I drank a session of this over the past weekend. I’d had some broken off the cake and airing out for a week or 10 days. This is a loosely compressed cake, at least around the edge I was nibbling at. I easily got 15g or so of leaf just by poking at it with a pick. It’s large pieces of leaf, few whole ones, with rather a lot of sticks or stems. The color of the leaf is brown of roasted coffee bean to almost black. The dry leaf has a faint aroma of incense, which strengthens some as it is warmed in a heated gaiwan.
The loose, large-leaf material is easily soaked with a 10-second rinse: a wide pour leaves almost nothing caught in the filter. Noting the absence of choppy stuff I determine to start with longish steeps and hit it like 20s, 15s, 15s, 15s, 10s, 15s, 20s, 25s,…45s, 60s, 75s… 120s. I think it went 16-17 infusions before it was played out. Had I not hammered so hard on it early I’m sure it would be good for 20.
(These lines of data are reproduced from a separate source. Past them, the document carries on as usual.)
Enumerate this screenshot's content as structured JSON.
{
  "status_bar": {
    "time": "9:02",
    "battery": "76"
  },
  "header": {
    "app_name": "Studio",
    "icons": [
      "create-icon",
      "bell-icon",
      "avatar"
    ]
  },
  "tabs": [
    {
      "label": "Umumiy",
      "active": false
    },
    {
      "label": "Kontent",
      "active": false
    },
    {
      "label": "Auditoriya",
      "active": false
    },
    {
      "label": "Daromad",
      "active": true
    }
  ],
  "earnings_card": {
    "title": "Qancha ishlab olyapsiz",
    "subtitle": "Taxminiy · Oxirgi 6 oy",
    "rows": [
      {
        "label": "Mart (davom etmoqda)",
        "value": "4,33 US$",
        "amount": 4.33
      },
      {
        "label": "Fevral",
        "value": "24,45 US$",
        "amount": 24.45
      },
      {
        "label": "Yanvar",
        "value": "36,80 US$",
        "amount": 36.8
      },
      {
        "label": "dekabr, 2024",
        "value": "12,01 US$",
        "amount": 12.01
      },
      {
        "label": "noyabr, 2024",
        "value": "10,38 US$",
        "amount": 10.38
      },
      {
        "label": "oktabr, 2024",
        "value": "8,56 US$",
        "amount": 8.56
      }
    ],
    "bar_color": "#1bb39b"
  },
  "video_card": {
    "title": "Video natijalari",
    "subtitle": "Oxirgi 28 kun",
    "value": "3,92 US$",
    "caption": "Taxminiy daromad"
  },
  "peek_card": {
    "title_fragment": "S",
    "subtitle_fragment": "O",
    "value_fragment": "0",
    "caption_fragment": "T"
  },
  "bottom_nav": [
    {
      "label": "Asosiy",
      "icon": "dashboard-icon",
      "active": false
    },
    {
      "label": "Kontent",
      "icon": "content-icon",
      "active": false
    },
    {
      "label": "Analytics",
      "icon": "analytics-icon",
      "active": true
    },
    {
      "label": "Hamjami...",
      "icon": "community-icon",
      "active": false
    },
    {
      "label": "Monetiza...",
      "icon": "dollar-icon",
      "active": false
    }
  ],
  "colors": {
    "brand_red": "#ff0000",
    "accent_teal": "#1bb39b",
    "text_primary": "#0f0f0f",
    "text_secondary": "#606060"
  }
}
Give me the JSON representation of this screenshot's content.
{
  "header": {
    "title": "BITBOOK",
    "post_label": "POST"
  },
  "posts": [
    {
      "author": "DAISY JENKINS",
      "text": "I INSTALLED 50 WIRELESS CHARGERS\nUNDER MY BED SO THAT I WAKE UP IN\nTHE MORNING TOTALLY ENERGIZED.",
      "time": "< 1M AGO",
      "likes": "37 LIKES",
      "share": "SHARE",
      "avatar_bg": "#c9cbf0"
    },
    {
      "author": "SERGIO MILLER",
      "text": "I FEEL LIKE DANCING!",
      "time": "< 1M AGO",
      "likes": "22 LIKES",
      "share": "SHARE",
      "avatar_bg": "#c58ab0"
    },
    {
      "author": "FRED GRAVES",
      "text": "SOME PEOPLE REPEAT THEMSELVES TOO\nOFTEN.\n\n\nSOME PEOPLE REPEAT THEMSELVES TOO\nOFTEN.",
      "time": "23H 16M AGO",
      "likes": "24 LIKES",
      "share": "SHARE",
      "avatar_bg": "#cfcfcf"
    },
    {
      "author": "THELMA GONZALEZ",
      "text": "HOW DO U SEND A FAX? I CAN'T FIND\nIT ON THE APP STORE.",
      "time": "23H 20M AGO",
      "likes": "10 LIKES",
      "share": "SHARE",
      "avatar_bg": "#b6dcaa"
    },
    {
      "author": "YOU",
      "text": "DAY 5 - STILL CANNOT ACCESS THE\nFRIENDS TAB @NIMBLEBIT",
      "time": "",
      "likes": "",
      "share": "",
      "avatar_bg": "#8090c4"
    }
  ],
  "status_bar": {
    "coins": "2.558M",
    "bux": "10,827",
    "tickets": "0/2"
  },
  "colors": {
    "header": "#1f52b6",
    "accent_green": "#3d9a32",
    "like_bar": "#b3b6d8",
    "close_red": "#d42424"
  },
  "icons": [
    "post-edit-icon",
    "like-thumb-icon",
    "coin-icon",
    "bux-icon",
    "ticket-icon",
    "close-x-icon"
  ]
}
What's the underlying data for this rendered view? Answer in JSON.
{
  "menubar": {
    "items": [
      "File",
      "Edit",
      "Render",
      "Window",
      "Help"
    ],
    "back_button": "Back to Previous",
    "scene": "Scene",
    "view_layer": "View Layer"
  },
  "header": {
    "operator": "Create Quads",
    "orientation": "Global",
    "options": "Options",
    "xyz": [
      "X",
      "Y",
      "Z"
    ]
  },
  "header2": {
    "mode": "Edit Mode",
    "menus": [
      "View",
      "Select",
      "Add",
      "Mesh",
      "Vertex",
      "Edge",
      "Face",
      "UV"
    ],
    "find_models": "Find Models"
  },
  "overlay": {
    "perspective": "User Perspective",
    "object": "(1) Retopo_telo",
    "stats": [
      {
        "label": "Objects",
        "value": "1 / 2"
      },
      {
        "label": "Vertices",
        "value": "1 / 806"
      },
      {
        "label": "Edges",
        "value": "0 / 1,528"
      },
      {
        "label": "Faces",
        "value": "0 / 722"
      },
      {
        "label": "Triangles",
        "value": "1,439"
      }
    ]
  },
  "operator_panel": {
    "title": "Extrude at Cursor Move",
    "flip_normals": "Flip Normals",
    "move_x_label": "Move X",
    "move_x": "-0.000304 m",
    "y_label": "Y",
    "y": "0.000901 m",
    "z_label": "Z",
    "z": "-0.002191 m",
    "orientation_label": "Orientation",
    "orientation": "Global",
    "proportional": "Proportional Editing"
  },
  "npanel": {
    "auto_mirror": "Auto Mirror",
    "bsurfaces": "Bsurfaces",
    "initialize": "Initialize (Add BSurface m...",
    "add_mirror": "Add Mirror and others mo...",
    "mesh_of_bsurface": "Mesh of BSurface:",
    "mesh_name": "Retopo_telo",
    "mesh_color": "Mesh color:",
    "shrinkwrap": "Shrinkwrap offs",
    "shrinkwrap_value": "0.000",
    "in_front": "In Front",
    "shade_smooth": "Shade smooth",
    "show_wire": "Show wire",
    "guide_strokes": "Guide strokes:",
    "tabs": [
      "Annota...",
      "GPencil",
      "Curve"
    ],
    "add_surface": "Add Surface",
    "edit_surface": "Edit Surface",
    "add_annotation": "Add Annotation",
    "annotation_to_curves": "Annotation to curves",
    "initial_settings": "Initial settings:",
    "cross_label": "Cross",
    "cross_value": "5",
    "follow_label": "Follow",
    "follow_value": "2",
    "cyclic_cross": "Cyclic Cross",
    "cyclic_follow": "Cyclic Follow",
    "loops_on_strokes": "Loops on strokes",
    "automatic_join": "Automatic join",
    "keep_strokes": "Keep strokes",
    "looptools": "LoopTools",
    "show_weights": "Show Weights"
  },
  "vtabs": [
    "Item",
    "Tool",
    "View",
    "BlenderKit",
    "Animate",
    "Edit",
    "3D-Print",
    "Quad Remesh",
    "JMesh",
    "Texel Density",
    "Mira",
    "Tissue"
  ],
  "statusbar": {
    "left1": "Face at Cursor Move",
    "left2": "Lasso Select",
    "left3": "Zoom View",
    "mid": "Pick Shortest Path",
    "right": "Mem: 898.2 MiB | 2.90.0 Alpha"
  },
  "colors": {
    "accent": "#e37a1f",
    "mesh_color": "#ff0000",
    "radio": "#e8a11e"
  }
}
The incense aroma of the dry leaf survived the rinse and made it into the first few infusions. These also had a strong sweet mouthfeel which grew increasingly bitter and astringent, with early development of the characteristic woody medicinal profile of mature raw tea. After the first 5-6 cups there is a thick, strong, sweet dry-cup aroma, I’m sitting there huffing it between steeps. By the 8th steep or so I’m thinking that there is still considerable greenness here that could develop over future years, but I bought this as a daily drinker so that’s probably not going to happen to this cake.
By about the 10th steep the dominant note is a bright tangy tart taste with mouth-drying astringency. This stays in following steeps gradually fading until it reaches the faintly-sweet-colored-water stage.